Ce PAE donne un coup de projecteur sur le chant religieux et profane de l'époque médiévale en Europe (Allemagne, Angleterre, Autriche, Espagne, France, Pays-Bas, Portugal, Suède). Il est le résultat d'une recherche menée par l’équipe pluridisciplinaire d’APEMUTAM (Association pour l’étude de la musique et des techniques dans l’art médiéval). Pour certains aspects particuliers, nous avons fait appel à des spécialistes reconnus qui signent leur participation.

 

Textes, photos © Christian Brassy, Lionel Dieu 2008-2024. Vidéos © Éditions Lugdivine, Patrick Kersalé 2008-2024. Dernière mise à jour : 2 octobre 2024.


SOMMAIRE

PISTES PÉDAGOGIQUES

  • Contrafactum. Créez une chanson sur un air connu et dans la même métrique.
  • Chant. Apprenez et chantez l’hymne à saint Jean-Baptiste Ut queant laxis sur le modèle de La leçon de musique.
  • Testez vos connaissances avec ce Quiz des Éditions Lugdivine.

L'instrument voix

par Frédéric Billiet

L’inaudible voix du Moyen Âge nous parvient par les textes, les images et les notations musicales. Pour la faire entendre, les interprètes se rapprochent des timbres, des effets, des techniques vocales, mais aussi des postures supposées après une étude approfondie des documents historiques et des musiques traditionnelles.

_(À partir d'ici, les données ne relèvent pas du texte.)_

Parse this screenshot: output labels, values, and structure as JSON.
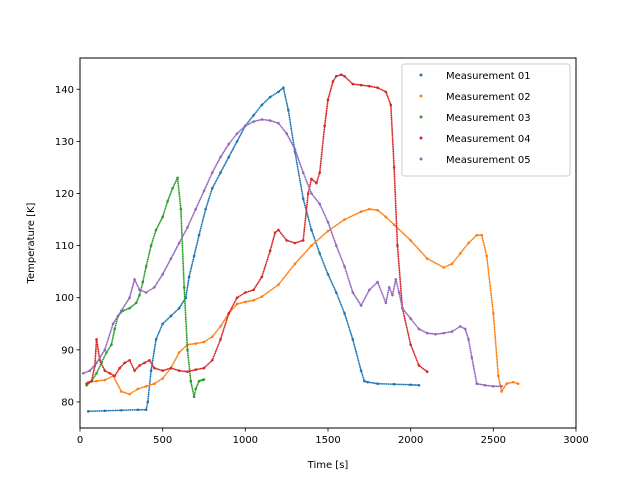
{
  "chart_data": {
    "type": "scatter",
    "title": "",
    "xlabel": "Time [s]",
    "ylabel": "Temperature [K]",
    "xlim": [
      0,
      3000
    ],
    "ylim": [
      75,
      146
    ],
    "xticks": [
      0,
      500,
      1000,
      1500,
      2000,
      2500,
      3000
    ],
    "yticks": [
      80,
      90,
      100,
      110,
      120,
      130,
      140
    ],
    "grid": false,
    "legend": "top-right",
    "series": [
      {
        "name": "Measurement 01",
        "color": "#1f77b4",
        "x": [
          50,
          150,
          250,
          350,
          400,
          410,
          430,
          460,
          500,
          550,
          600,
          640,
          660,
          690,
          720,
          760,
          800,
          850,
          900,
          950,
          1000,
          1050,
          1100,
          1150,
          1200,
          1230,
          1260,
          1300,
          1350,
          1400,
          1450,
          1500,
          1550,
          1600,
          1650,
          1700,
          1720,
          1740,
          1800,
          1900,
          2000,
          2050
        ],
        "y": [
          78.2,
          78.3,
          78.4,
          78.5,
          78.5,
          80,
          86,
          92,
          95,
          96.5,
          98,
          100,
          104,
          108,
          112,
          117,
          121,
          124,
          127,
          130,
          133,
          135,
          137,
          138.5,
          139.5,
          140.3,
          136,
          128,
          119,
          113,
          108.5,
          104.5,
          101,
          97,
          92,
          86,
          84,
          83.8,
          83.5,
          83.4,
          83.3,
          83.2
        ]
      },
      {
        "name": "Measurement 02",
        "color": "#ff7f0e",
        "x": [
          50,
          100,
          150,
          200,
          250,
          300,
          350,
          400,
          450,
          500,
          550,
          600,
          650,
          700,
          750,
          800,
          850,
          900,
          950,
          1000,
          1050,
          1100,
          1200,
          1300,
          1400,
          1500,
          1600,
          1700,
          1750,
          1800,
          1850,
          1900,
          2000,
          2100,
          2200,
          2250,
          2300,
          2350,
          2400,
          2430,
          2460,
          2500,
          2530,
          2550,
          2580,
          2620,
          2650
        ],
        "y": [
          83.8,
          84,
          84.2,
          85,
          82,
          81.5,
          82.5,
          83,
          83.5,
          84.5,
          86.5,
          89.5,
          91,
          91.2,
          91.5,
          92.5,
          94.5,
          97,
          98.8,
          99.2,
          99.5,
          100.2,
          102.5,
          106.5,
          110,
          112.8,
          115,
          116.5,
          117,
          116.8,
          115.5,
          114,
          111,
          107.5,
          105.8,
          106.5,
          108.5,
          110.5,
          112,
          112,
          108,
          97,
          85,
          82,
          83.5,
          83.8,
          83.5
        ]
      },
      {
        "name": "Measurement 03",
        "color": "#2ca02c",
        "x": [
          40,
          70,
          100,
          130,
          160,
          190,
          210,
          230,
          260,
          300,
          340,
          360,
          380,
          400,
          430,
          460,
          500,
          530,
          560,
          590,
          610,
          630,
          650,
          670,
          690,
          700,
          720,
          740,
          750
        ],
        "y": [
          83.2,
          84,
          85.5,
          87.5,
          89.5,
          91,
          94,
          96.5,
          97.5,
          98,
          99,
          100.5,
          103,
          106,
          110,
          113,
          115.5,
          118.5,
          121,
          123,
          117,
          102,
          90,
          84,
          81,
          82.5,
          84,
          84.2,
          84.3
        ]
      },
      {
        "name": "Measurement 04",
        "color": "#d62728",
        "x": [
          40,
          70,
          90,
          100,
          120,
          150,
          180,
          210,
          240,
          270,
          300,
          330,
          360,
          390,
          420,
          450,
          500,
          550,
          600,
          650,
          700,
          750,
          800,
          850,
          900,
          950,
          1000,
          1050,
          1100,
          1150,
          1180,
          1200,
          1250,
          1300,
          1350,
          1380,
          1400,
          1430,
          1450,
          1480,
          1500,
          1530,
          1550,
          1580,
          1600,
          1650,
          1700,
          1750,
          1800,
          1850,
          1880,
          1900,
          1920,
          1950,
          2000,
          2050,
          2100
        ],
        "y": [
          83.5,
          84,
          87,
          92,
          88,
          86,
          85.5,
          85,
          86.5,
          87.5,
          88,
          86,
          87,
          87.5,
          88,
          86.5,
          86,
          86.5,
          86,
          85.8,
          86.2,
          86.5,
          88,
          92,
          97,
          100,
          101,
          101.5,
          104,
          109,
          112.5,
          113,
          111,
          110.5,
          111,
          120,
          122.8,
          122,
          124,
          133,
          138,
          141.5,
          142.5,
          142.8,
          142.5,
          141,
          140.8,
          140.6,
          140.3,
          139.5,
          137,
          125,
          110,
          98,
          91,
          87,
          85.8
        ]
      },
      {
        "name": "Measurement 05",
        "color": "#9467bd",
        "x": [
          20,
          60,
          100,
          150,
          200,
          250,
          300,
          330,
          360,
          400,
          450,
          500,
          550,
          600,
          650,
          700,
          750,
          800,
          850,
          900,
          950,
          1000,
          1050,
          1100,
          1150,
          1200,
          1250,
          1300,
          1350,
          1400,
          1450,
          1500,
          1550,
          1600,
          1650,
          1700,
          1750,
          1800,
          1850,
          1870,
          1890,
          1910,
          1930,
          1950,
          2000,
          2050,
          2100,
          2150,
          2200,
          2250,
          2300,
          2330,
          2350,
          2370,
          2400,
          2450,
          2500,
          2550
        ],
        "y": [
          85.5,
          86,
          87.5,
          90,
          95,
          97.5,
          100,
          103.5,
          101.5,
          101,
          102,
          104.5,
          107.5,
          110.5,
          113.5,
          117,
          120.5,
          124,
          127,
          129.5,
          131.5,
          133,
          133.8,
          134.2,
          134,
          133.5,
          131.5,
          128.5,
          124,
          120,
          118,
          114.5,
          110,
          106,
          101,
          98.5,
          101.5,
          103,
          99,
          102,
          100.5,
          103.5,
          101,
          98,
          96,
          94,
          93.2,
          93,
          93.2,
          93.5,
          94.5,
          94,
          92,
          88.5,
          83.5,
          83.2,
          83,
          83
        ]
      }
    ]
  }
}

Les textes médiévaux mettent en avant cette voix qui apparaît comme essentielle dans ce monde de l’oralité pour des raisons fonctionnelles.

  • la communication : la puissance vocale est alors privilégiée pour toutes les annonces « à cor et à cris ». Il existe encore à Lausanne et dans quelques villes d’Europe un veilleur qui annonce depuis le clocher de la cathédrale toutes les heures de la nuit vers les habitants des quartiers environnants.
  • l’emphatisation. La voix est placée en fonction de la durée du chant, de l’espace à remplir et de la nature des textes. Les chantres doivent psalmodier ou cantiller les textes religieux sur un ton de récitation distinct de celui de la conversation ordinaire. Dans les lectures chantées de la passion du Christ, les moines chantent dans l’aigu, le médium ou le grave selon qu’ils incarnent la foule, l’évangéliste ou le Christ.
  • la transmission poétique avec cette ambiguïté entre le parlé et le chanté (le recitar cantando) des poètes-chanteurs. Les chanteurs de l’ottava rima en Toscane pratiquent encore ces récits improvisés en respectant la musique de la langue (cantus-obscurior). Il commencent en déclamant et finissent en chantant.
  • l’entraînement du corps. Le chant s’utilise alors pour faciliter les activités manuelles et les actions militaires.

Enfin la voix est mentionnée pour le pouvoir de séduction et d’envoûtement qu’elle procure au chanteur. Les témoignages de chansons du Moyen Âge donnent une idée de ces pratiques vocales.

 

Les sources

Trois types de sources décrivent les pratiques vocales au Moyen Âge.

 

Les documents d’archives :

  • définissent le rôle et la formation du chantre.
  • parlent des exigences des chanoines pour la voix des garçons et des clercs membres des maîtrises, institutions pour la formation des enfants qui ont été renforcées à l’époque carolingienne.
  • formulent des critiques adressées aux maîtres de musique et à certains chanteurs qui « aboient plus qu’ils ne chantent ».
  • condamnent les excès des chanteurs dans les rues.

Les images montrent les chanteurs en action et les gestes essentiels qui nous permettent de distinguer le chant monodique de la polyphonie. Par exemple, la pratique du tactus lorsque l’un des chanteurs donne l'impulsion en frappant légèrement sur l'épaule de son voisin. D’autres indications sur le caractère de la voix sont perceptibles par le mouvement du corps, l’ouverture de la bouche et le regard.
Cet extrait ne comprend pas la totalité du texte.